Brazil’s potential is clear. According to Swiss Re figures, the country had total premiums of $47.5bn in 2008, with $25.07bn non-life and $22.43 life. This represents 3% insurance penetration. This will grow in coming years. There is an impending boom in infrastructure and energy projects. Brazil is planning to spend $11bn in infrastructure as it prepares for the 2014 World Cup soccer tournament and the 2016 Olympics. The Brazilian Growth Acceleration Programme, focuses $280bn on infrastructure improvement. Rio de Janeiro state expects as much as $90bn in investments in the next three years.

Lloyd’s says lines that are expected to create strong reinsurance opportunities are construction, property, energy, marine, aviation, transit, liability, directors’ and officers’ liability and surety.

Reinsurers say there are a lot of opportunities but not every line of business is attractive.

“The Brazil market right now is attractive but not across the board,” said Gentsch. “We have to be very selective and in Scor’s portfolio we are strongly exposed in the large corporate business and specialty lines. I agree with the assessment here that the larger volume of personal lines from our perspective is not [as attractive].”

Rodrigo Protasio, vice-president at JLT Re-Brasil, said in a presentation that the types of cover need to change for the market to fulfill its potential.

“There is no bad risk, just wrongly priced risk,” said Protasio. “A lot of reinsurers run away from catastrophe.
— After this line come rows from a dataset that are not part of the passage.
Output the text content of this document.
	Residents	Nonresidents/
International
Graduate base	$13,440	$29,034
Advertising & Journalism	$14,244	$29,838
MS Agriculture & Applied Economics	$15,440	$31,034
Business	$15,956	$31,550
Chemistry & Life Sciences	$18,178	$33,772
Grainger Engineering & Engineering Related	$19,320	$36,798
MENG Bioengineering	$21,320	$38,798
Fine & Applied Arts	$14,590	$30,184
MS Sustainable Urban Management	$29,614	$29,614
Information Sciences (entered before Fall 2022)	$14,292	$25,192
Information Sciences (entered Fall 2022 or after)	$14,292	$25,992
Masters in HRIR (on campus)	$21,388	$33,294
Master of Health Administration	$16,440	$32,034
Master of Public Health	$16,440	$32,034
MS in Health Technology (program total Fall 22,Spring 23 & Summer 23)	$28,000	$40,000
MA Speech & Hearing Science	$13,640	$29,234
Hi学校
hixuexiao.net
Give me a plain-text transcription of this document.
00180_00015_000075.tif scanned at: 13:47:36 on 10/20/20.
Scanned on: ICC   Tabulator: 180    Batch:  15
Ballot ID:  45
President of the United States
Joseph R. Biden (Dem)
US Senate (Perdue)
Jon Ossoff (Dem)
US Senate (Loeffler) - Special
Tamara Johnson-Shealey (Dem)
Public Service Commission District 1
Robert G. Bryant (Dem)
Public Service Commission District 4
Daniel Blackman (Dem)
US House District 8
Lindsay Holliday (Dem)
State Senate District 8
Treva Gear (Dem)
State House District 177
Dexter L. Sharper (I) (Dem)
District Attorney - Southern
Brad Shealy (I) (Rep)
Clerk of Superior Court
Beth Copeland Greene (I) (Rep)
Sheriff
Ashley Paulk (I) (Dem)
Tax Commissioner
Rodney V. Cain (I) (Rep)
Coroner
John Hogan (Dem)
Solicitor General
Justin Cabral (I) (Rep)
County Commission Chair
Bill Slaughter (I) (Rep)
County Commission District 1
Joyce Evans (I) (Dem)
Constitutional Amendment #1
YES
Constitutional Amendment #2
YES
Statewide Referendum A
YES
You need to have good partners and be creative. It is not just proportional. We are going to need some layers.”

Patick Mailloux, chief operating officer of Swiss Re America, thinks there is a tremendous opportunity for the industry to develop some specific solutions.

“Solutions could range from microinsurance at one extreme to parametric solutions for the government, and they could really increase the penetration ratio,” Mailloux told Reactions at the conference. “I think Swiss Re is very well positioned from its ability to train, to provide underwriting expertise and new product development innovation to really help the local players here to grow.”

Rolf Steiner, who runs Swiss Re’s Brazilian business, added: “Swiss Re has a lot innovative products which others do not have. For example, in the life and health business we have had a lot of immediate success. The current life market in Brazil has a situation where they do basically no underwriting of individual life but the prices in the direct market are also very high. The market recognises that the prices could go down if the underwriting is done in a more professional way, but they also do not want to bother the customers or the agents to get into a whole lot of underwriting work. That’s why we developed innovative underwriting solutions with the least impact on brokers and insurers in the evaluation process.”

Steiner says Swiss Re’s premium volume is now about $75m in Brazil, down from $100m. He says the reduction comes from surety, and that Swiss Re is growing slowly in other lines. Ozendo summed up by saying Brazil represents a once-in-a –lifetime opportunity for international reinsurers, if they are patient.

“A great advantage of a market like this – and it is on a scale that we don’t get so see very often in one’s lifetime – are the opportunities we get in a partial way to relive history and not make the same mistakes,” said Ozendo. “We get to bring opportunities into a market that is evolving and use that experience from all markets and bring value and accelerate the capabilities of the local market place. If the insurance market doesn’t grow then we are all wasting our time.”